Children’s Wisconsin reports first cases of new and rare disease in children linked to COVID-19

NOW: Children’s Wisconsin reports first cases of new and rare disease in children linked to COVID-19

MILWAUKEE (CBS 58) --A mysterious inflammatory syndrome believed to be connected to COVID-19 is now showing up in children here.
Children’s Wisconsin is investigating the state’s first suspected cases of MIS-C.

Children’s Wisconsin issued a health alert to families about the new syndrome in children-saying even though children who contract COVID-19 might only show mild symptoms, this syndrome can cause severe and dangerous complications.

“Of the seven under consideration, 5 were discharged after relatively brief hospital stays at Children’s Wisconsin, 2 children remain hospitalized and are in good condition,” said Dr. Michael Gutzeit, the Chief Medical Officer at Children’s Wisconsin.

Dr. Gutzeit says since April-they’ve had 7 suspected cases of MIS-C, a new and rare syndrome linked to COVID-19 in children.

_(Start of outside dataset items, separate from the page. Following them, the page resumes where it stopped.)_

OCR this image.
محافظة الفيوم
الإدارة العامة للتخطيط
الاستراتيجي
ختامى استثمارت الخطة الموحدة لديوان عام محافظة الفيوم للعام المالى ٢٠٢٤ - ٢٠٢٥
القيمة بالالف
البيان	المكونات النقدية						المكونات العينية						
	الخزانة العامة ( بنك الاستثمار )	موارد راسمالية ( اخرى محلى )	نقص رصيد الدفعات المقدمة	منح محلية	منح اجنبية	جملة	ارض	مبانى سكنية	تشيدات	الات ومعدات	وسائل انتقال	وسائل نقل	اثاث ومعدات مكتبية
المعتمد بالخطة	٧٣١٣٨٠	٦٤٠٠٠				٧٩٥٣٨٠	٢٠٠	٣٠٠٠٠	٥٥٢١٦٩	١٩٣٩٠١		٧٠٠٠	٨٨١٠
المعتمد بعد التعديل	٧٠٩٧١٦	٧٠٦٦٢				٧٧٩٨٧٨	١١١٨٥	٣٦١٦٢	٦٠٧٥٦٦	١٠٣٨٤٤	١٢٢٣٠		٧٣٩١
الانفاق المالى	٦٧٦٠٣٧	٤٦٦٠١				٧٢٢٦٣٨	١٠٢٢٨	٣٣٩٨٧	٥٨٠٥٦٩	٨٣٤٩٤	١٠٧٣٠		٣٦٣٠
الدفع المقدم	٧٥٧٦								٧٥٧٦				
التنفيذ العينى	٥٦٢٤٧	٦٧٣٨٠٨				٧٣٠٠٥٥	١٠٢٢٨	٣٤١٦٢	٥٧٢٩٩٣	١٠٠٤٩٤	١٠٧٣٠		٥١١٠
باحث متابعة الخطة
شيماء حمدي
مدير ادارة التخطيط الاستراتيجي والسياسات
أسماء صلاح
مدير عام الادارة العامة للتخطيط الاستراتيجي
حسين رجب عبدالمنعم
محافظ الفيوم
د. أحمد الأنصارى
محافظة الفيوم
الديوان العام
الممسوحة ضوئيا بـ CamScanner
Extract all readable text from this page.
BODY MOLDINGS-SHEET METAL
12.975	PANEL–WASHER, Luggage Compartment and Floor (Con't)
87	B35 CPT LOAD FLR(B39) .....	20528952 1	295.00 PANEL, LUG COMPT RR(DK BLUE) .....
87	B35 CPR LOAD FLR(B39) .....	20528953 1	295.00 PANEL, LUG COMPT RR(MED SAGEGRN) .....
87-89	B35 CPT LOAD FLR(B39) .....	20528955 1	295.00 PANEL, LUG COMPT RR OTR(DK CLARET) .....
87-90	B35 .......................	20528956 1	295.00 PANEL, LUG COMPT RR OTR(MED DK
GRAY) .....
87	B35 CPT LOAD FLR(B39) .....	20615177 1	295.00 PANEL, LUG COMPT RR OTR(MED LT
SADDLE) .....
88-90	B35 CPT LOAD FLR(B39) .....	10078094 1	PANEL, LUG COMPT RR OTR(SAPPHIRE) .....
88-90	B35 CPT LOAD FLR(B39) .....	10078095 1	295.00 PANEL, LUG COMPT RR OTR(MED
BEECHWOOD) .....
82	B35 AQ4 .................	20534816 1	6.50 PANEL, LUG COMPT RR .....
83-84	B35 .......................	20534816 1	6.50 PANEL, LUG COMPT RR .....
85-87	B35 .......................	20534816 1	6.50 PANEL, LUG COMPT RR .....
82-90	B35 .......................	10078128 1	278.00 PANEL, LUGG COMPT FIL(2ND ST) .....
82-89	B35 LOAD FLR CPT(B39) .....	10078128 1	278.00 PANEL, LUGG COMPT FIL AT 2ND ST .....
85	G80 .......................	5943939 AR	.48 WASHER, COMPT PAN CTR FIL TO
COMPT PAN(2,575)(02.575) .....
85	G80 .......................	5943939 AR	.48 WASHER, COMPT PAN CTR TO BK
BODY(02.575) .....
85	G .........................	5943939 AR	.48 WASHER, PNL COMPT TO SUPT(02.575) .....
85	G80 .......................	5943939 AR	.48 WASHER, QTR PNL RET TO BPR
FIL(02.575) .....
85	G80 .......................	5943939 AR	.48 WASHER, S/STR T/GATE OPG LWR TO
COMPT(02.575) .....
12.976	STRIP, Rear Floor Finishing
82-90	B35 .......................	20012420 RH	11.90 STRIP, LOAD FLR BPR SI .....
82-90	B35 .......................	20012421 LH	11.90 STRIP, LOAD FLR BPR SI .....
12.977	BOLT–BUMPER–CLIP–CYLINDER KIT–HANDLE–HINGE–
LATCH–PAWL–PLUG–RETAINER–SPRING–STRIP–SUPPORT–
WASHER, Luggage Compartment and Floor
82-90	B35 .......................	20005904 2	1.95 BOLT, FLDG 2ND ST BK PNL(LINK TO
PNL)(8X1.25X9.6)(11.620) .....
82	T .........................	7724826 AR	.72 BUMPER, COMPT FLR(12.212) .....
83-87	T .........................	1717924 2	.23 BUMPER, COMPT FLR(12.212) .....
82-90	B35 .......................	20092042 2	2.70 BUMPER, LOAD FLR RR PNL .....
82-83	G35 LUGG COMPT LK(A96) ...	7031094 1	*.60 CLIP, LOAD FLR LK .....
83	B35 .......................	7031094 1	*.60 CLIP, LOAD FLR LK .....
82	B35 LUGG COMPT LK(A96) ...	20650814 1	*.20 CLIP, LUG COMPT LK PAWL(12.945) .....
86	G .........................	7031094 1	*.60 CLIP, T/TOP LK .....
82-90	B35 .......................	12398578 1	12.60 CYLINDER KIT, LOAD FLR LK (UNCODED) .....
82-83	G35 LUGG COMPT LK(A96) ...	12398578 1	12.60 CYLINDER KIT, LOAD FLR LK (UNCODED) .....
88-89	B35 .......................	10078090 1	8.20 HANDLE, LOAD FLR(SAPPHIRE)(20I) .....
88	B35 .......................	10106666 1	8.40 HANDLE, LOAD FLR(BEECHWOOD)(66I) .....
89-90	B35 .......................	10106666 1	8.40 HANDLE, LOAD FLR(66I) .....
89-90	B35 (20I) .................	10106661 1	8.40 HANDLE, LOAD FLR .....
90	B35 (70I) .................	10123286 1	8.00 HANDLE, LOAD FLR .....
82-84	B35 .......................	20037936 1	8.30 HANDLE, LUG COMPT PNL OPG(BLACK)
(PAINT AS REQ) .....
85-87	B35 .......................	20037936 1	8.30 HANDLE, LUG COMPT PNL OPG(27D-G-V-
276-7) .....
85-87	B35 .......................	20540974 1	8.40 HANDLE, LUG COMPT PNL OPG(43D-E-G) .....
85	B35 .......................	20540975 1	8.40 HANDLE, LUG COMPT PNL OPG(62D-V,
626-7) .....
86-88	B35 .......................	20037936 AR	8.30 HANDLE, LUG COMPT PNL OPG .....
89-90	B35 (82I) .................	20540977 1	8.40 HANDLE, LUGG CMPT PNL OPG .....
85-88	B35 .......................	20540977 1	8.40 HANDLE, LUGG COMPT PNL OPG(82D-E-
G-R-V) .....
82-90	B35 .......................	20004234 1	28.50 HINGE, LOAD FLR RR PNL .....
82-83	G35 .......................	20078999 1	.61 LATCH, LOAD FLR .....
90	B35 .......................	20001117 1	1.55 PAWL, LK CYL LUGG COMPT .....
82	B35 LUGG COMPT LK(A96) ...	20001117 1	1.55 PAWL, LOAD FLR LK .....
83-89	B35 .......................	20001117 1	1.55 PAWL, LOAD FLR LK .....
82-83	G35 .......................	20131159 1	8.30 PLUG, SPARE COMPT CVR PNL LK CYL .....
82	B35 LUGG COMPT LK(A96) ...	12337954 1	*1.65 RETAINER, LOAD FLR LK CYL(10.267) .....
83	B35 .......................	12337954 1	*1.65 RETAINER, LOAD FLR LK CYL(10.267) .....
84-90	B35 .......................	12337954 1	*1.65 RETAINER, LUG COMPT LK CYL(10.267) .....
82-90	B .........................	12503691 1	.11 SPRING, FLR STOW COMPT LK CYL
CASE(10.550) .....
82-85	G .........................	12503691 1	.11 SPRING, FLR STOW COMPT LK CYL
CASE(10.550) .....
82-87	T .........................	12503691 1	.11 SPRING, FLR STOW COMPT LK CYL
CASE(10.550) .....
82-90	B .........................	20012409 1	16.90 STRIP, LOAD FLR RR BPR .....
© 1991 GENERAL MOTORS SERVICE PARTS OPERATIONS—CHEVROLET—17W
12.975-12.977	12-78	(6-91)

“We’re taking a conservative approach with the state and reporting all possible cases in order to gather as much information as possible,” said Dr. Gutzeit.

Kids with the condition have an immune response that is too strong, and it can cause swelling of the heart, lungs, kidneys, brain, skin, eyes, or gastrointestinal organs.

“We think it has something to do with the body’s immune response still remaining active or reactivating in after the infection that causes these symptoms,” said Dr. Frank Zhu, the Medical Director for Infection Control and Prevention at Children's Wisconsin.

High fever, vomiting, diarrhea, rash and swelling of the hands and feet are all symptoms. Doctors say the potentially fatal disease is similar to Kawasaki disease, but with proper medical care, most do recover.

“While we know a lot about COVID-19, we still have a lot more to learn,” said Dr. Gutzeit. “In a very similar way, this syndrome is something even newer and more recently recognized so there is still quite a bit to learn.”

Children’s Wisconsin says because so much about this syndrome remains unknown-they’ve created a multidisciplinary team to help identify and treat kids.

They also say if some kids with this syndrome can get sick very quickly, so they recommend calling your kids pediatrician right away if you notice symptoms or changes in your child’s behavior.